Monero executed a protocol update on August 13 to improve several privacy and security features offered by the network. The hard fork was successfully performed on block 2,688,888, thanks to a collective effort of more than 70 developers, after almost 4 months since it was announced.

Monero Comes Stronger With Extensive Protocol Enhancements

The hard fork brought several fixes to the internal multi-signature mechanism to facilitate the exchange of information such as key sets and data synchronization between wallets, as explained on their website. “Multisig means that a transaction needs multiple signatures before it can be submitted to the Monero network and executed. Instead of one Monero wallet creating, signing, and submitting transactions all on its own, you will have a whole group of wallets and collaboration between them to transact.”

In addition, the number of cosigners required to approve ring signatures was increased from 11 to 16. Ring signatures ensure that it is impossible to trace the origin of transactions on the network.

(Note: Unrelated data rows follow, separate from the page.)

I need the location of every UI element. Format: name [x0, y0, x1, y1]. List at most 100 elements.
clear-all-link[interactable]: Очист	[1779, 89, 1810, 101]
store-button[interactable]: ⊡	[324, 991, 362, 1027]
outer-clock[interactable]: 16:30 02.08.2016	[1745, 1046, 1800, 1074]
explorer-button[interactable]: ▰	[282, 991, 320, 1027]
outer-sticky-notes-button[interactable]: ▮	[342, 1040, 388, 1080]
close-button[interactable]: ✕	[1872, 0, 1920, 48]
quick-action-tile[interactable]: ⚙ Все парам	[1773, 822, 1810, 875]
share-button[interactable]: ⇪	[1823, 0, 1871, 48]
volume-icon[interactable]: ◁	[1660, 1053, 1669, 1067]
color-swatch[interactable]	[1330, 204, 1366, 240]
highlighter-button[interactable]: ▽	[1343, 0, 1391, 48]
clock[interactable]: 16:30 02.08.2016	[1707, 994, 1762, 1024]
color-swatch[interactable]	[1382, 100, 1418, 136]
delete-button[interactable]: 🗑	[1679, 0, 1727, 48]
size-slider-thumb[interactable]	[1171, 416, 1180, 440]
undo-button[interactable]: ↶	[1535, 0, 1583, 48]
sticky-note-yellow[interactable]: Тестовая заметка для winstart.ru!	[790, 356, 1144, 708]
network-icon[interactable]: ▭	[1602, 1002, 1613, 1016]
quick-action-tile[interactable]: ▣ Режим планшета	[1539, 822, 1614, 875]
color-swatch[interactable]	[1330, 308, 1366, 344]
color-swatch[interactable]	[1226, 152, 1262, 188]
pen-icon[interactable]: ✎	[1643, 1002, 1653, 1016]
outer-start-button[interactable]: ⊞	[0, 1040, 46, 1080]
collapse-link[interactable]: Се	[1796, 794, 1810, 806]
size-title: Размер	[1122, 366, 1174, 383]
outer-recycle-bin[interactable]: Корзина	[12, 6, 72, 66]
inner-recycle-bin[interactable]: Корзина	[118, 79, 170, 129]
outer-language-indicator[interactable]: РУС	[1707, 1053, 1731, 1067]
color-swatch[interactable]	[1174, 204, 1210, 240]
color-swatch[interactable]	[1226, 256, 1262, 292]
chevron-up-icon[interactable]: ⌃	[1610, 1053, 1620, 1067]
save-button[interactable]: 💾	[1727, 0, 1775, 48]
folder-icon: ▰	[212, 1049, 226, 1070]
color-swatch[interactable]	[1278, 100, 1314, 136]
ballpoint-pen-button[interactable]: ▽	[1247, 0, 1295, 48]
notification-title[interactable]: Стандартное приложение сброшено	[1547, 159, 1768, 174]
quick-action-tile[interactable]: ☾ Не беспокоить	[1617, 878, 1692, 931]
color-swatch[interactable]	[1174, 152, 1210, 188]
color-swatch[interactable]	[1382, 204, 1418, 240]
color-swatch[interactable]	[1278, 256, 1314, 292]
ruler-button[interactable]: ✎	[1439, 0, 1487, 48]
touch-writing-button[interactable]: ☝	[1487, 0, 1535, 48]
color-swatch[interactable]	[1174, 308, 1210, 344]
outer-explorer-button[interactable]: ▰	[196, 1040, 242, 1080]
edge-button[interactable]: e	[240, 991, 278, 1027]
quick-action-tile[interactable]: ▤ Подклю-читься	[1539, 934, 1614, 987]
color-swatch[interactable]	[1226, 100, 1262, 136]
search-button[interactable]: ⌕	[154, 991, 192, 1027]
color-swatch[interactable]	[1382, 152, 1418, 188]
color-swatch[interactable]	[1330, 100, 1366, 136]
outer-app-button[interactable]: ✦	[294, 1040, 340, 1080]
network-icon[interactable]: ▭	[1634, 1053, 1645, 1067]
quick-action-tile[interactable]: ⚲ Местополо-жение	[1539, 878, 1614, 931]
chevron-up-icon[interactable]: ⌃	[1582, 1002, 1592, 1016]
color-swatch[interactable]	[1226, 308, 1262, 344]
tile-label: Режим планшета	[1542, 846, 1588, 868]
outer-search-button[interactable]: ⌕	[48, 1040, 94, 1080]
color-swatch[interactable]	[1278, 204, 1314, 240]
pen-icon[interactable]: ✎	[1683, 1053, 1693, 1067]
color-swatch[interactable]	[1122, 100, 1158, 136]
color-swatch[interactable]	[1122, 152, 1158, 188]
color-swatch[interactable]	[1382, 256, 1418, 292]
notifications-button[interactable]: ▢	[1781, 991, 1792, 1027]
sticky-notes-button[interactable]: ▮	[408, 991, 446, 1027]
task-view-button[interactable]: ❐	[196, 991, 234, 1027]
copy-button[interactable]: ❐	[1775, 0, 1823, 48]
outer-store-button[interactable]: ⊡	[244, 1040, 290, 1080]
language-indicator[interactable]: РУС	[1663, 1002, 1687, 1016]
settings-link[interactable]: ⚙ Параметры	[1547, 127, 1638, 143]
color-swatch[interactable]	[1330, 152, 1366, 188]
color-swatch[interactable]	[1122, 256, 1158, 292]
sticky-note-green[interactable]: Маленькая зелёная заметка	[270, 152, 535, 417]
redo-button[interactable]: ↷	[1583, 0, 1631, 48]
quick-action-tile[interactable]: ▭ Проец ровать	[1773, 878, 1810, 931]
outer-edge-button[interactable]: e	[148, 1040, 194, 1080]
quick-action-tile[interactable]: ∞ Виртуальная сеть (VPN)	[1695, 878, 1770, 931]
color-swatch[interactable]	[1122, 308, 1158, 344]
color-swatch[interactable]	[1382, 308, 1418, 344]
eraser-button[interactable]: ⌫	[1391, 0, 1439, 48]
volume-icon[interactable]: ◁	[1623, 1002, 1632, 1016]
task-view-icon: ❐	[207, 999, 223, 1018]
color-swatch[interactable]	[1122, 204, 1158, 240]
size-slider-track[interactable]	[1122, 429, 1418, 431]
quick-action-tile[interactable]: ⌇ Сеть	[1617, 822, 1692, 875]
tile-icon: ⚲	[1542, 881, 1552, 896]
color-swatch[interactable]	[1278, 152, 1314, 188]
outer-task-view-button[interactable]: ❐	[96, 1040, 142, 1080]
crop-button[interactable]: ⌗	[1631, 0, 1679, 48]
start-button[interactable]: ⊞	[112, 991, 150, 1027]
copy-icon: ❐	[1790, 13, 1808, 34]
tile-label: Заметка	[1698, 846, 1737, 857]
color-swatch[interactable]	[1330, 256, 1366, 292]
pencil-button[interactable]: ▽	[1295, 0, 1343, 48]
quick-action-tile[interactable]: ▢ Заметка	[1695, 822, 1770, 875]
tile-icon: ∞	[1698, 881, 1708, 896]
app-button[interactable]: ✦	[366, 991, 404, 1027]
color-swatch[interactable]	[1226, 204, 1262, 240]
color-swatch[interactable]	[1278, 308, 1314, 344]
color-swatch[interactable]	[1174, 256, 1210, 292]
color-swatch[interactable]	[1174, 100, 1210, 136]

One feature that has made Monero the most popular cryptocurrency among privacy enthusiasts. In terms of security, the bulletproof algorithm was upgraded to bulletproof+, a zero-knowledge proof algorithm implemented in 2018 to reinforce the network’s privacy, hiding the exact amounts of transactions and only showing the origin and destination of the transactions.

Another significant improvement brought by the new update was the “View tags,” a new option that allows to speed up wallet synchronization by 30% to 40%. This is key to increasing the overall performance of the whole ecosystem built around Monero (XMR). The hard fork will mark a “big departure from Bitcoin’s security model” by providing a perpetual incentive to miners relying on “reasonable fees” to guarantee the network’s security and untraceability.

This is Monero’s fifteenth update and probably won’t be the last, so more improvements in terms of privacy and network security can be expected at a time when other privacy-oriented protocols and developers are being pursued by governments. Just last week, a Tornado Cash developer was arrested in Amsterdam for their participation in the creation of a tool used by criminals to launder money. Tornado Cash is a smart contract that mixes transactions of users who send their coins to it. It is a decentralized project even though it complied with the US regulators and banned some of the wallets sanctioned by the OFAC at one time.

In the crypto space, privacy tools have become a double-edged sword for users. Many criminals abuse these protocols to launder money and reach the authorities; however, most users only want to take advantage of anonymity to preserve their right to privately move their money.